Cisco Catalyst SD-WAN Validator Redundancy
The Cisco SD-WAN Validator performs two key functions in the Cisco Catalyst SD-WAN overlay network:
-
Authenticates and validates all Cisco SD-WAN Controllers and routers that attempt to join the Cisco Catalyst SD-WAN network.
-
Orchestrates the control plane connections between the Cisco SD-WAN Controllers and routers, thus enabling Cisco SD-WAN Controller and routers to connect to each other in the Cisco Catalyst SD-WAN network.
The Cisco SD-WAN Validator runs as a VM on a network server. The Cisco SD-WAN Validator can also run on a router that is configured to be a Cisco SD-WAN Validator, however this is not recommended, and it limits the number of router control connections to 50. If using running the Cisco SD-WAN Validator daemon on a router, note that only one Cisco SD-WAN Validator daemon can run at a time on a router, so to provide redundancy and high availability, the network must have two or more routers that function as Cisco SD-WAN Validator orchestrators. (Note also that it is not recommended to use a router acting as a vBond orchestrator as a regular router.)
Having multiple Cisco SD-WAN Validators ensures that one of them is always available whenever a Cisco device such as a router or a Cisco SD-WAN Controller is attempting to join the network.
Configuration of Redundant Cisco Catalyst SD-WAN Validators
A Cisco SD-WAN Controller learns that it is acting as a Cisco SD-WAN Validator from its configuration. In the system vbond configuration command, which defines the IP address (or addresses) of the Cisco SD-WAN Validator (or validators) in the Cisco Catalyst SD-WAN overlay network, you include the local option. In this command, you also include the local public IP address of the Cisco SD-WAN Validator, (Even though on Cisco vEdge device and Cisco SD-WAN Controllers you can specify an IP address of Cisco SD-WAN Validator as a DNS name, on the Cisco SD-WAN Validator itself, you must specify it as an IP address.)

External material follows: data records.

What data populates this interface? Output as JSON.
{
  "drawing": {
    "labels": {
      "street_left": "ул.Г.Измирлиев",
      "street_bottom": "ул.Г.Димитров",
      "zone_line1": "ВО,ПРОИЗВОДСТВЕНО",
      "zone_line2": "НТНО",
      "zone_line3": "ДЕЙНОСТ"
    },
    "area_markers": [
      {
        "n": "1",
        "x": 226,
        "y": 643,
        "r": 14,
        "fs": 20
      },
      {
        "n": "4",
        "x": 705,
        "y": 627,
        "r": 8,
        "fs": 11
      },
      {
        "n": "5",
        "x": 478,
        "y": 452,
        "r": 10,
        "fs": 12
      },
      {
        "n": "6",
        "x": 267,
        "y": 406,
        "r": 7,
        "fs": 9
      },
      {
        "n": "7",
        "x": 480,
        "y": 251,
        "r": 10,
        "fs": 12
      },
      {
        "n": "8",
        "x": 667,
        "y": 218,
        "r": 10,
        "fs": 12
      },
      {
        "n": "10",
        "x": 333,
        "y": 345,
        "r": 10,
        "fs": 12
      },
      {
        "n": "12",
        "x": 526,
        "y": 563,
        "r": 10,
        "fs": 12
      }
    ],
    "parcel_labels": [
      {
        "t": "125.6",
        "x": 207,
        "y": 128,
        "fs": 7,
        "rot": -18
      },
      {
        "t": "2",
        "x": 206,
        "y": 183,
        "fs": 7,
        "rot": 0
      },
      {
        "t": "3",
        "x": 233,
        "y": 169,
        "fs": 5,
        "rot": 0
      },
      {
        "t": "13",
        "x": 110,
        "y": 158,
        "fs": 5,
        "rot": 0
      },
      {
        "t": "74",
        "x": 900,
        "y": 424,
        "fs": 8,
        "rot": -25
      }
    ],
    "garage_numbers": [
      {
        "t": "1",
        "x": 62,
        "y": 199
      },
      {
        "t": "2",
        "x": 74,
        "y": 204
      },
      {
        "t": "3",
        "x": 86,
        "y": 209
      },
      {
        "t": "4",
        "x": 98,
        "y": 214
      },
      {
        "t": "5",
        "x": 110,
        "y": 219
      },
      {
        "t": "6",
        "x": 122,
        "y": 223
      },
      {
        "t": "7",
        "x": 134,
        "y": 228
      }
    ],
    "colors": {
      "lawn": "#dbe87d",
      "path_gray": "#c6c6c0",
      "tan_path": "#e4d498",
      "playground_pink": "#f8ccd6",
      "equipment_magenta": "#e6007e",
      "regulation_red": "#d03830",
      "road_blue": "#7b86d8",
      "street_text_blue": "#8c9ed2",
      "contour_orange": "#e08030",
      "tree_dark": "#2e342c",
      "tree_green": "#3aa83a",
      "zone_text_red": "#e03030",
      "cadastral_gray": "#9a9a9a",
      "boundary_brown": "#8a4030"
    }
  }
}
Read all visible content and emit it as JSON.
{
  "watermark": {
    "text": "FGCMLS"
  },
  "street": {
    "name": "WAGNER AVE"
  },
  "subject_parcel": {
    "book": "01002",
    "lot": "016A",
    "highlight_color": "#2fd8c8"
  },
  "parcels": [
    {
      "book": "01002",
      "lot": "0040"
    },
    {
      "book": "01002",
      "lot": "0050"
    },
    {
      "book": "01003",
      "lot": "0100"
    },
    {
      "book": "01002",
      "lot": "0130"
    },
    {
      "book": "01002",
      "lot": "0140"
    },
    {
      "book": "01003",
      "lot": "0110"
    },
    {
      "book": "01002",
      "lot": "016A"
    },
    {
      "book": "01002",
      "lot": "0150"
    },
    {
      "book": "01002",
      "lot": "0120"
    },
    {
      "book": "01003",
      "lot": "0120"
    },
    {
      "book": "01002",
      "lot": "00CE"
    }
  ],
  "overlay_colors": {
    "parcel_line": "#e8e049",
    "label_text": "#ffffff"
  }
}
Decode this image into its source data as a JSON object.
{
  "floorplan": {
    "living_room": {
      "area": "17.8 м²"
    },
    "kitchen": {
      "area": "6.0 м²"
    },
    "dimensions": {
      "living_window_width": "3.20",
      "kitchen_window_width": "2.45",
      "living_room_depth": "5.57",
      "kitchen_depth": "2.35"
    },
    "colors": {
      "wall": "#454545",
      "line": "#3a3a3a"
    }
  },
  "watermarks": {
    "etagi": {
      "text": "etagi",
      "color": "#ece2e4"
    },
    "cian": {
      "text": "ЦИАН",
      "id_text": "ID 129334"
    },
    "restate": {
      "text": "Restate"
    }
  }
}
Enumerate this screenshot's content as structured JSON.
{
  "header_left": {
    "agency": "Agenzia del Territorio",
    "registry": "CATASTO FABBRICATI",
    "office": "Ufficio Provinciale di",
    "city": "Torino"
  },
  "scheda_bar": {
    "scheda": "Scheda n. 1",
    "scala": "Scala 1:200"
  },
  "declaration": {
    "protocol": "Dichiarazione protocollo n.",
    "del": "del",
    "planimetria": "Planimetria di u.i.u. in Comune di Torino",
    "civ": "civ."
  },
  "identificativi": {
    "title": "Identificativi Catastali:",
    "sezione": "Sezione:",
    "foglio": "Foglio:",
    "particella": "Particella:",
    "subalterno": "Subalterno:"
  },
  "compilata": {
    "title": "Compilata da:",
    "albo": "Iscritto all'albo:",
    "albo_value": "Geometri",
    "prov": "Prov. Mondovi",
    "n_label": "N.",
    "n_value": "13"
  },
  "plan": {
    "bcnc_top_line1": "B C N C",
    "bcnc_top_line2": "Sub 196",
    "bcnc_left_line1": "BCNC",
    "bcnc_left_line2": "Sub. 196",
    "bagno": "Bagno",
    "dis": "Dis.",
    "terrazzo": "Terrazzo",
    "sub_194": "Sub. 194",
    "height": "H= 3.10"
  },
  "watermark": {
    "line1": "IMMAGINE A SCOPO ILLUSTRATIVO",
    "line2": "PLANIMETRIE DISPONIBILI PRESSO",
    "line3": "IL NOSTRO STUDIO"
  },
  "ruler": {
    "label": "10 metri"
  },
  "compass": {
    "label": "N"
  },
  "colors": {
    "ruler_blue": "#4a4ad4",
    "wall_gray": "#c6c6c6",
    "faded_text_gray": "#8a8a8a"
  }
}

On Cisco SD-WAN Controllers, and Cisco vEdge devices, when the network has only a single Cisco SD-WAN Validator, you can configure the location of the Cisco SD-WAN Validator system either as an IP address or as the name of a DNS server (such as vbond.cisco.com). (Again, you configure this in the system vbond command.) When the network has two or more Cisco SD-WAN Validators and they must all be reachable, you should use the name of a DNS server. The DNS server then resolves the name to a single IP address that the Cisco SD-WAN Validator returns to the Cisco vEdge device. If the DNS name resolves to multiple IP addresses, the Cisco SD-WAN Validator returns them all to the Cisco vEdge device, and the router tries each address sequentially until it forms a successful connection.
Note that even if your Cisco Catalyst SD-WAN network has only a single Cisco SD-WAN Validator, it is recommended as a best practice that you specify a DNS name rather than an IP address in the system vbond configuration command, because this results in a scalable configuration. Then, if you add additional Cisco SD-WAN Validators to your network, you do not need to change the configurations on any of the routers or Cisco SD-WAN Controllers in your network.
Recovering from a Cisco Catalyst SD-WAN Validator Failure
In a network with multiple Cisco SD-WAN Validators, if one of them fails, the other Cisco SD-WAN Validators simply continue operating and are able to handle all requests by Cisco devices to join the network. From a control plane point of view, each Cisco SD-WAN Validator maintains a permanent DTLS connections to each of the Cisco SD-WAN Controllers in the network. (Note however, that there are no connections between the Cisco SD-WAN Validators themselves.) As long as one Cisco SD-WAN Validator is present in the domain, the Cisco Catalyst SD-WAN network is able to continue operating without interruption, because Cisco SD-WAN Controllers and routers are still able to locate each other and join the network.
Because Cisco SD-WAN Validators never participate in the data plane of the overlay network, the failure of any Cisco SD-WAN Validator has no impact on data traffic. Cisco SD-WAN Validators communicate with routers only when the routers are first joining the network. The joining router establishes a transient DTLS connection with a Cisco SD-WAN Validator to learn the IP address of a Cisco SD-WAN Controller. When the Cisco vEdge device configuration lists the Cisco SD-WAN Validator address as a DNS name, the router tries each of the Cisco SD-WAN Validators in the list, one by one, until it is able to establish a DTLS connection. This mechanism allows a router to always be able to join the network, even after one of a group of Cisco SD-WAN Validators has failed.